There are other factors, too, that are conspiring to ensure the fresh faces of Britain’s future will be poorer than their parents for the first time since the Second World War. A housing crisis that has festered since the 1980s will leave many having to choose between joining a five million-strong social housing waiting list or being forced into a private rental sector charging rip-off rents and offering insecure tenancy agreements.

Despite strenuous government denials that their trebling of tuition fees would not deter students, the number of applications has yet to recover to their 2010 peak. Even then, it is claimed that low-income students – who are far less likely to apply – have not been deterred. It is difficult to quantify how true this is, because the figures are based on neighbourhoods, thus – for example – overlooking whether poorer students in better-off areas have been put off or not.

There are other models that are worth considering. Take Germany: in their dual educational system, vocational and academic qualifications are treated with equal respect. Most young Germans complete an apprenticeship, where they balance time working for a company with formal education. Transplanting that system to Britain isn't straightforward: modern industries would be needed to support the apprenticeships, and it would have to avoid falling into the trap of segregating working-class people into vocational qualifications, leaving the academic courses for the middle-class youngsters.
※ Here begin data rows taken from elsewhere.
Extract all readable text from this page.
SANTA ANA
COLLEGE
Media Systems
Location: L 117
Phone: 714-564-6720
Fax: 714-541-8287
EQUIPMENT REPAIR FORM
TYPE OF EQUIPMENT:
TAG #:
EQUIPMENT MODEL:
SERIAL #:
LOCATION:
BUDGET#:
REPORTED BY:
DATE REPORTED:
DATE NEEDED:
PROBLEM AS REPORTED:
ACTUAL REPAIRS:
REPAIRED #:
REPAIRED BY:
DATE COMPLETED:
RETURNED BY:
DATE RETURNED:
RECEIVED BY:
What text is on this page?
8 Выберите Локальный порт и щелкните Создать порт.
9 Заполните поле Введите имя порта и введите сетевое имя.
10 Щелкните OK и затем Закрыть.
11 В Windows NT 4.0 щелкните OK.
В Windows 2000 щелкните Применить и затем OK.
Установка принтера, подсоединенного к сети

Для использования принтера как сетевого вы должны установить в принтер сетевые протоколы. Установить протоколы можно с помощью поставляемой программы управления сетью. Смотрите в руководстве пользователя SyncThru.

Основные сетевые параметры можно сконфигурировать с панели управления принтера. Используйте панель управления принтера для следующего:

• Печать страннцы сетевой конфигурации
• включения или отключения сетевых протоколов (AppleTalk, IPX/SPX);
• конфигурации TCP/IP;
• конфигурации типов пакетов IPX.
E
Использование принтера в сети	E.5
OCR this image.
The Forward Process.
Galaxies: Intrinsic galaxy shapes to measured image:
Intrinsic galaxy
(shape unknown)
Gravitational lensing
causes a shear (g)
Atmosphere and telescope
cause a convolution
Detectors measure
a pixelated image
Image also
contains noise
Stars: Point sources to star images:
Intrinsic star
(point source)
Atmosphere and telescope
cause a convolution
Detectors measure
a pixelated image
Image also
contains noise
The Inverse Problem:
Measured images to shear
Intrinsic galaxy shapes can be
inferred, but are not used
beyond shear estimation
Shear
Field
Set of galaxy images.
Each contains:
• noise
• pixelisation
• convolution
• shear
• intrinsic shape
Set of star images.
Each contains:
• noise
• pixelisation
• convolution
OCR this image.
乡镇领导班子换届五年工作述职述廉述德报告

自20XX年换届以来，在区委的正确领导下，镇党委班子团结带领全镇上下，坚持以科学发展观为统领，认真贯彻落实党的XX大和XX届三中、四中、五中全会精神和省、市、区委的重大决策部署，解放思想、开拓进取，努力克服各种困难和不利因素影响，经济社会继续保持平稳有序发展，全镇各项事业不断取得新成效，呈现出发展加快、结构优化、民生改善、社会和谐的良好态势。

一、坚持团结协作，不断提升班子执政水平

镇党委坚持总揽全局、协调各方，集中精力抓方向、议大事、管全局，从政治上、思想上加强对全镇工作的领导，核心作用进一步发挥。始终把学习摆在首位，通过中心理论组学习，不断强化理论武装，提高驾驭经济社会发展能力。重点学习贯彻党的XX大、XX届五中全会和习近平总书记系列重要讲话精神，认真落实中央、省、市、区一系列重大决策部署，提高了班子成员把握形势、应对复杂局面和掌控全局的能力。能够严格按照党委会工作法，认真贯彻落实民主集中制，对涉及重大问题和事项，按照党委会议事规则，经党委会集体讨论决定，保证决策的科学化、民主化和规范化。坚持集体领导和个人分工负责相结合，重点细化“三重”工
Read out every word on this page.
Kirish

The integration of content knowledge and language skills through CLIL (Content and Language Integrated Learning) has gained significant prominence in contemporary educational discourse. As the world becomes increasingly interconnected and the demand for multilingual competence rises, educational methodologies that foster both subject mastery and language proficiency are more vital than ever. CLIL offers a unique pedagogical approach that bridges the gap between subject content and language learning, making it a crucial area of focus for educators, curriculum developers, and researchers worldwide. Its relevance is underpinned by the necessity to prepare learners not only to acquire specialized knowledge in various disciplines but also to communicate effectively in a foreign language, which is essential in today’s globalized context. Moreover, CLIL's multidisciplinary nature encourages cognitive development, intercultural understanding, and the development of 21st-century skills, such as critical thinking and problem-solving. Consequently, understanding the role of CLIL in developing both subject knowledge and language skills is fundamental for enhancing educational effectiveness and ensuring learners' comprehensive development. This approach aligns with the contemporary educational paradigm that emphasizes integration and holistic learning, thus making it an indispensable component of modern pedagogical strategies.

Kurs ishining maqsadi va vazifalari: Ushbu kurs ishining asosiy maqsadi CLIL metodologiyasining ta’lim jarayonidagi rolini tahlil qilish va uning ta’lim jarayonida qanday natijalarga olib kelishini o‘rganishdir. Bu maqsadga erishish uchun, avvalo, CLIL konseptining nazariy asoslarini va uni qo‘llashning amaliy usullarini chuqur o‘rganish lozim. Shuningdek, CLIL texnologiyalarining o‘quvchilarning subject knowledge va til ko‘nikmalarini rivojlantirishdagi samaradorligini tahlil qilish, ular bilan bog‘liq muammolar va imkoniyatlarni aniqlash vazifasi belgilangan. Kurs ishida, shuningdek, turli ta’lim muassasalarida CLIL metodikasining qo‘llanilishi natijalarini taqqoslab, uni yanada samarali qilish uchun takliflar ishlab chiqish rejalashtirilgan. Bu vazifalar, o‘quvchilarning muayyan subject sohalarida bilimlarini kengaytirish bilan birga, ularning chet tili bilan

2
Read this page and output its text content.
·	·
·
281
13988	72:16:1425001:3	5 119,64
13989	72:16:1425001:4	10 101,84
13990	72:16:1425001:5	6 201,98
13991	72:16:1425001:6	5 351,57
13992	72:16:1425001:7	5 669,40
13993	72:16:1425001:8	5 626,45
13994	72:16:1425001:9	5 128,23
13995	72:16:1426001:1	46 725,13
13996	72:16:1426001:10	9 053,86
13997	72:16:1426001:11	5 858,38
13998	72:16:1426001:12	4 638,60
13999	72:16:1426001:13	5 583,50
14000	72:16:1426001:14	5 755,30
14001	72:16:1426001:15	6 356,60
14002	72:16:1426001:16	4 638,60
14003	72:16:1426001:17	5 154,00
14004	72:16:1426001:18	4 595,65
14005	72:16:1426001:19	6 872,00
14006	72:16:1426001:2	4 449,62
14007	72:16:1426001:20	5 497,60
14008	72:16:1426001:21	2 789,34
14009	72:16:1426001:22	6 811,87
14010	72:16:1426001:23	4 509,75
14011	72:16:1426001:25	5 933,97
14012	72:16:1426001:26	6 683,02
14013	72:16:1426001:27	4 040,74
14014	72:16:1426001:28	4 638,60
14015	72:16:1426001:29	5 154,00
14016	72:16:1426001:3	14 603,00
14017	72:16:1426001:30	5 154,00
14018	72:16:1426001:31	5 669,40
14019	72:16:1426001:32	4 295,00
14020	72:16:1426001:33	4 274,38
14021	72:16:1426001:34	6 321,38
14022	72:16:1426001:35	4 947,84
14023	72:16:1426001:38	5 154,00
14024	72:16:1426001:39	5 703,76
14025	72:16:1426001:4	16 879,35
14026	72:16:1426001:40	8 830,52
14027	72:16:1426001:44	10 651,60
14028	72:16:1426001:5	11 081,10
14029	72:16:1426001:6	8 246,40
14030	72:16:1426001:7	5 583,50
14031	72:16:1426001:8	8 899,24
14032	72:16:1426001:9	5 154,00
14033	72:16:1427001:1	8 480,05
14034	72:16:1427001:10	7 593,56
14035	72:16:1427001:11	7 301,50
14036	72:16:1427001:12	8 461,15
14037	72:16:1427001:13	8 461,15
But if I had a message to today’s A-level students, it would this. As frightening as it all seems, don’t be depressed or beaten down by it. There is no better education than learning how to fight for your future. Look to Germany, where tuition fees are now being abolished. Fight for a living wage and the abolition of precarious, hire-and-fire contracts. Demand an industrial strategy, where the Government intervenes to create hundreds of thousands of renewable energy jobs to provide dignified, skilled jobs, backed up by properly paid apprenticeships. Call for councils to be allowed to build homes, again creating jobs but also helping to ensure you have an affordable home to look forward to. If you go to university, link up with those working there – whether they’re a cleaner or a professor – to fight for a place of learning that isn’t a consumer product, but a social good. Fight for a Britain where you are taxed based on how much income and wealth you have, not on how educated you are.

Of course, that can wait. Tonight is about shots, happy hour cocktails and awkward fumbles with people you shouldn’t. But when the hangover has passed, think it over, and don’t let them take your future away from you.